Tuesday, December 4, 2012

Indian Test Cricket


India completes it 75 years of playing international Test cricket, a game that is almost a religion in this country of one billion and has simply overshadowed every other sport in passion and popularity. From humble beginnings when cricket was still considered a game of the elite, cricket is today perhaps the only sport that can nearly bring the country to a halt - more so if India is winning.




Led by the redoubtable Col. C.K. Nayudu, a bunch of novices stepped on to the hallowed turf of Lord's on June 25, 1932 to face the then mighty England on a glorious summer. But the backroom intrigues that are so much a part of Indian cricket now were very much around - if not greater - then. Well before the Indian team left for England in April 1932, there was intense jockeying for who would sponsor the team.



The frontrunner was a minor prince - the Maharajkumar of Vizianagram, better known as Vizzy to the cricketing fraternity. In end-1931, he offered to pay Rs 50,000 to the cricket board, of which Rs 40,000 would be for the England tour. He, however, had a formidable opponent in the Maharaja of Patiala, who in November 1931 announced his intention to sponsor the trials for the Indian team as well as take care of the touring party’s expense for a whole month. Patiala’s offer won the day.



India had to wait until February 1952 for their first win, a victory by an innings and eight runs against England in Madras. It was not until February 1968 that India won its first Test match and series away from home shores. India has thus far played 405 Tests but the country's dismal record away from home remains a cause for worry. Of the 198 Tests India have played abroad, it has won only 28, lost 84 and drawn 86. Overall it's been a paltry 90 wins and 131 losses.

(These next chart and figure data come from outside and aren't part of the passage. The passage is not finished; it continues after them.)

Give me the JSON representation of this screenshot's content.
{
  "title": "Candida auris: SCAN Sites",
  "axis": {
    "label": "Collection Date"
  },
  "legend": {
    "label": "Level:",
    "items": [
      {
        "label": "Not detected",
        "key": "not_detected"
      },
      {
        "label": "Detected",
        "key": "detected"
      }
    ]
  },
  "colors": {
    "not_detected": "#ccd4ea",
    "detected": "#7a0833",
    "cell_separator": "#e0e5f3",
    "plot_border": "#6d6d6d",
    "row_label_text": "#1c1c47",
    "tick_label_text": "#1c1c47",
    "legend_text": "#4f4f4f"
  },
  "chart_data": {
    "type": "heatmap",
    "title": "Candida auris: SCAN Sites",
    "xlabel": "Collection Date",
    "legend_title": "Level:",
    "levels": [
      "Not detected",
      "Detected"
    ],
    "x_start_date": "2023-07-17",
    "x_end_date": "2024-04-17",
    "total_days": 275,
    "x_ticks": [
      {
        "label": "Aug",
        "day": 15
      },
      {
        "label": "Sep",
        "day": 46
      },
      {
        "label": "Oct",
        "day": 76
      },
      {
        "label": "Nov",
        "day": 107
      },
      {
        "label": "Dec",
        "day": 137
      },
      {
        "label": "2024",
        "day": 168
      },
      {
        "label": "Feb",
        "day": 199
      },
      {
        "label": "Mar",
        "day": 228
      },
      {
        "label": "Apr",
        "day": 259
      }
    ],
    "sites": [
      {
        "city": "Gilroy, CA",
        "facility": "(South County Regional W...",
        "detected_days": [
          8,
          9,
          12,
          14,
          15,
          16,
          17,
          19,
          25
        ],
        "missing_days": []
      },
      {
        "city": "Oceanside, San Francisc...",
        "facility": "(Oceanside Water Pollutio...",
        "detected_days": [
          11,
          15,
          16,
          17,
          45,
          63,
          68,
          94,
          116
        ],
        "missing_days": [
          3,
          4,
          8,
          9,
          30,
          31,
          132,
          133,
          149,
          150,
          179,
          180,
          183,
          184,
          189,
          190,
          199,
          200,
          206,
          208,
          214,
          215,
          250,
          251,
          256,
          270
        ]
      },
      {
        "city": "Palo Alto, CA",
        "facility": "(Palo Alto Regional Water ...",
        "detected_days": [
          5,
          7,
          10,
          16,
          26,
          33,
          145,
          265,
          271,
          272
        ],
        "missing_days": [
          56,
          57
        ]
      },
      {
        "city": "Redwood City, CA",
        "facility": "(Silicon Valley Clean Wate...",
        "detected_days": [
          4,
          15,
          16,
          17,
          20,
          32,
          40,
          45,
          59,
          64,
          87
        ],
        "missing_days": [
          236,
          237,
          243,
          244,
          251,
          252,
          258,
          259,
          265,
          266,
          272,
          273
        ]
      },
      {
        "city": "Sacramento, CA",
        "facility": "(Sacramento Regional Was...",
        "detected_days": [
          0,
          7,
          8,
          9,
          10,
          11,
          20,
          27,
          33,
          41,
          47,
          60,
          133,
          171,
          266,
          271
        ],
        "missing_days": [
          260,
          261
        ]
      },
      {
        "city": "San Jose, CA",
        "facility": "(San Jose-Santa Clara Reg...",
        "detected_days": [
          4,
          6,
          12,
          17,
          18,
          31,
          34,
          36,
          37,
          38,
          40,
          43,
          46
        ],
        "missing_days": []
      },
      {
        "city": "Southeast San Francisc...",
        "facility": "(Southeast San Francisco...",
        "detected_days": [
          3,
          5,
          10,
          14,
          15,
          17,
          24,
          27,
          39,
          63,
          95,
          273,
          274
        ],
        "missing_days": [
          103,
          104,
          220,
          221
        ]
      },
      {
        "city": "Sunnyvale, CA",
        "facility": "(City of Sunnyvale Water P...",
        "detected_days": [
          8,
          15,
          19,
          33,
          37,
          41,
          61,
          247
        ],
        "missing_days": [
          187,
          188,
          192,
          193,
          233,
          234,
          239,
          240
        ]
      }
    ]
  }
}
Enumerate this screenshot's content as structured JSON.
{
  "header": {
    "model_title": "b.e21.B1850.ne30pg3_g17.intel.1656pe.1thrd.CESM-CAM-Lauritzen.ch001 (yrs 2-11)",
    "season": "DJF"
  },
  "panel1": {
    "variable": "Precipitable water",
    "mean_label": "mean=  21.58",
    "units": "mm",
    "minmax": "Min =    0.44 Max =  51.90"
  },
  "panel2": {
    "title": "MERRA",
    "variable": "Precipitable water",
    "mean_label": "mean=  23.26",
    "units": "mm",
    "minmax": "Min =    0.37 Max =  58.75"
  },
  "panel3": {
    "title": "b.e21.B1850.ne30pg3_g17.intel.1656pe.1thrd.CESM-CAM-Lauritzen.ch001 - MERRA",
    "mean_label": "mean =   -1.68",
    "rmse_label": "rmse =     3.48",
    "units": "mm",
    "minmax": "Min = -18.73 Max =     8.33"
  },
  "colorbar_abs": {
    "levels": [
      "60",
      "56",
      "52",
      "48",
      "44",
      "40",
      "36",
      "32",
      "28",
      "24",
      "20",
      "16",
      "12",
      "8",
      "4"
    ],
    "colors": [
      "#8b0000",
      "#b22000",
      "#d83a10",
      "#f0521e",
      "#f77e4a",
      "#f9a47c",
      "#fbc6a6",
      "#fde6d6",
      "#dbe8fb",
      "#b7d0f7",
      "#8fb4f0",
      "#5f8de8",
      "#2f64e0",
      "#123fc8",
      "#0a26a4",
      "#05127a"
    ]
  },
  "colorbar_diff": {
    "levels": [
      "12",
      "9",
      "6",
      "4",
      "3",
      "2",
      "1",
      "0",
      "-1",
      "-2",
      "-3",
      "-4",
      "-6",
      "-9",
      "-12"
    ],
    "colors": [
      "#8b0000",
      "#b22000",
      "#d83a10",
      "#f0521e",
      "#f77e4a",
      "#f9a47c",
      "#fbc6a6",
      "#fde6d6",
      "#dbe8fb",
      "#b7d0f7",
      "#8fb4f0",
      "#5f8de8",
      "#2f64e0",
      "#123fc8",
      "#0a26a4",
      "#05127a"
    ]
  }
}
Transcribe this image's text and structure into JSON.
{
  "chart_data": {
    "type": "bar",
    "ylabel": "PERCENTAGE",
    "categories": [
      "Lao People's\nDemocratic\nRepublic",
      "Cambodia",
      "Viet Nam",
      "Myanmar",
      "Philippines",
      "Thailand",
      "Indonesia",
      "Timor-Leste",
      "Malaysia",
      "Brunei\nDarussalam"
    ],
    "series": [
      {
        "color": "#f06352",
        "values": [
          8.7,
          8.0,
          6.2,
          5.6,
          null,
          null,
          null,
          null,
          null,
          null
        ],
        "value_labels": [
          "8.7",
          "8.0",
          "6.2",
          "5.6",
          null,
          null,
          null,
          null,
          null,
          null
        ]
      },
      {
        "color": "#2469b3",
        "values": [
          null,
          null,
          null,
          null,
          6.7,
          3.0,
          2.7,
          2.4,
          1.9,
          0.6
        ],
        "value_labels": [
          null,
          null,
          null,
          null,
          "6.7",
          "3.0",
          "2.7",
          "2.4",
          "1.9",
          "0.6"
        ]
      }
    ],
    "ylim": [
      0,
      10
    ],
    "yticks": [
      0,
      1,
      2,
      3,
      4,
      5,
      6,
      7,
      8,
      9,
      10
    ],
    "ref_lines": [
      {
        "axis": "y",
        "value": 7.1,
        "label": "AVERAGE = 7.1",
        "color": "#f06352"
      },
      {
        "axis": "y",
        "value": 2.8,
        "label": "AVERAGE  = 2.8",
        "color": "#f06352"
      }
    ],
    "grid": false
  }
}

It’s the Englishmen that they have faced the maximum number of times – 94, followed by the West Indies, who have played India in 82 Tests. Australia and Pakistan are the only other two of the 10 Test-playing nations to have faced the Indians in more than 50 Test matches. Until 1932, all countries had played their inaugural Test match against England but since then Pakistan, Sri Lanka, Zimbabwe and Bangladesh have all chosen to face India for their opening Test, indicating a definite power shift in the cricket world.



Bangladesh, who have faced India in five Tests, remain the only nation yet to play a Test match on Indian soil, something the neighbours are trying hard to correct. This has, however, met with stiff opposition from the Indian cricket board so far. The Chepauk ground in Chennai, the scene of India's first Test victory in February 1952, has been witness to 11 Test wins for the country, followed by New Delhi's Ferozeshah Kotla and Mumbai's Wankhede Stadium, where India have nine Tests each. Kolkata's Eden Gardens has played host to the maximum number of 34 Tests followed by Chennai and New Delhi with 28 apiece.



During the past 75 years, India has seen 29 captains, though five were stand-in leaders for only one Test. Sourav Ganguly holds the record for having led India in the highest number of 49 Test matches, two more than Sunil Gavaskar and Mohammad Azharuddin. The captain’s club is rather exclusive when looked at from another statistic: only 13 players have led the country in more than 10 Tests. Lala Amarnath was the first to achieve the landmark and current skipper Rahul Dravid is the latest.


The youngest Indian Test captain was Mansur Ali Khan Pataudi, nicknamed Tiger, who took over from Nari Contractor in very unfortunate circumstances during the 1962 West Indies tour. Ifitkhar Ali Khan Pataudi and 'Tiger' Pataudi have the rare distinction of being the only father-son duo ever to lead India. Sachin Tendulkar leads all Test players with 137 appearances and still counting. Currently Anil Kumble (115) and Rahul Dravid (108) are the others with more than 100 Test caps. Sourav Ganguly has 93 and would be hoping to join the elite club by the end of the 2007-08 season.



Test cricket, though it still retains its charm for purists, has been relegated to a secondary status behind the limited overs version of the game. Having completed 75 years, the infrastructure needs more attention. The level of domestic cricket has also gone down. Its an irony, The Marylebone Cricket Club is marking the 75th anniversary by commissioning a Pataudi Trophy, named after the Nawab of Pataudi Senior, who played for both England and India during his 14-year career. The UK post office is bringing out a stamp in honor of 75 years of Indian test cricket.